We work hard to understand the trends and challenges that affect cocoa – how they influence each other and what role we can play in addressing them.
We need to identify and focus on the challenges and trends that matter most now, as well as anticipate future issues, if we are to continue to deliver for farmers, their communities and our customers over the long term.
The global issues that affect cocoa can also have profound local impacts. Our challenge is to help farmers and communities address them successfully across the five major origin countries where we operate to ensure that cocoa remains a crop of choice.
Making farming attractive for future generations
The world needs more young people to become farmers if we are to feed future generations. In some of the countries where we operate the average age of a cocoa farmer is around 46 years, with median life expectancy often no higher than the low fifties. Cocoa farming needs to be an attractive and financially viable option for young people who may be exploring other opportunities, often migrating from the countryside to the city.

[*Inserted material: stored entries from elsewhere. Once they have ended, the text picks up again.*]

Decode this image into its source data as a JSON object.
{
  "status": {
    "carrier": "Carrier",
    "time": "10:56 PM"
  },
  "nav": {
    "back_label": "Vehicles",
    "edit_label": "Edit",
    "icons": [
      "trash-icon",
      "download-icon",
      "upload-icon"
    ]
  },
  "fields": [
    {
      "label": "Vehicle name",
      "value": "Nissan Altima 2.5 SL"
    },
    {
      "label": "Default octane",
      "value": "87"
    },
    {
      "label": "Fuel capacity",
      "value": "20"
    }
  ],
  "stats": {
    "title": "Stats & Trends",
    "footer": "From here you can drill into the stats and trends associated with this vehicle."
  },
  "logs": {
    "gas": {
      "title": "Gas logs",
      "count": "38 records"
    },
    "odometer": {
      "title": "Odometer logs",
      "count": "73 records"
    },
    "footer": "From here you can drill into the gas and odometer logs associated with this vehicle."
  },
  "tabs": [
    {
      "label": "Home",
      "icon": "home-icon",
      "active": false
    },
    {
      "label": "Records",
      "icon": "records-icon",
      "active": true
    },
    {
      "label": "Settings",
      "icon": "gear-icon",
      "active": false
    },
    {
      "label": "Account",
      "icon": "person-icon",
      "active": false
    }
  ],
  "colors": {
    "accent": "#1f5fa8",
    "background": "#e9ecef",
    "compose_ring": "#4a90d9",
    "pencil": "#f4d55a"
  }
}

Under-resourced cocoa farmers
Many cocoa farmers rely on ageing, unproductive cocoa trees, often without suitable inputs, finance, and skills. However, it is important not just to give farmers better resources, but also the training and coaching to ensure they make the best use of them.
Increasing competition for natural resources
As the global population edges upwards, competition for food, water, energy, and agricultural land is likely to get more intense. Farmers may turn to crops that are less resource intensive to grow than cocoa.

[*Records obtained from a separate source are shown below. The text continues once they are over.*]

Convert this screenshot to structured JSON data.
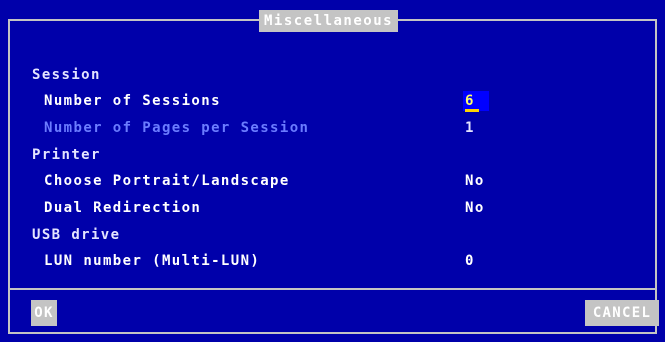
{
  "dialog": {
    "title": "Miscellaneous"
  },
  "sections": {
    "session": {
      "label": "Session",
      "number_of_sessions": {
        "label": "Number of Sessions",
        "value": "6"
      },
      "pages_per_session": {
        "label": "Number of Pages per Session",
        "value": "1"
      }
    },
    "printer": {
      "label": "Printer",
      "portrait_landscape": {
        "label": "Choose Portrait/Landscape",
        "value": "No"
      },
      "dual_redirection": {
        "label": "Dual Redirection",
        "value": "No"
      }
    },
    "usb": {
      "label": "USB drive",
      "lun_number": {
        "label": "LUN number (Multi-LUN)",
        "value": "0"
      }
    }
  },
  "buttons": {
    "ok": "OK",
    "cancel": "CANCEL"
  },
  "colors": {
    "background": "#0000aa",
    "frame": "#c4c4c4",
    "focus_field": "#0000ff",
    "focus_text": "#ffff66",
    "disabled_text": "#6b7cff"
  }
}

Changes in global supply and demand
The number of middle-class consumers who buy chocolate is increasing, particularly in Asia and Africa. However, overall growth in demand has slowed as a result of the high price of cocoa beans and the economic downturn.
Despite this, the cocoa growing sector has struggled to increase supply to meet demand. As natural resources are increasingly limited, simply increasing acreage to grow more is not a sustainable and viable solution.
The UN predicts that half of the increase in global population up to 2050 is likely to be in Africa. African manufacturing and service economies have also grown rapidly over the past decade, largely because of increasing demand for commodities. However, there is a risk that growth will slow if global demand for African commodities falls. This, together with the rise in rural to urban migration across the African continent, could result in declining numbers of cocoa farmers.
Climate change affects future food security. We may need to redefine the cocoa-growing map as the median temperature increases and more erratic rainfall patterns make it impossible to continue growing in some locations.
Forests provide livelihoods for around one billion people worldwide and play a key role in supporting agriculture by preserving biodiversity and regulating local rainfall patterns. When they are cut down, carbon dioxide is released into the environment – a contributing factor to climate change.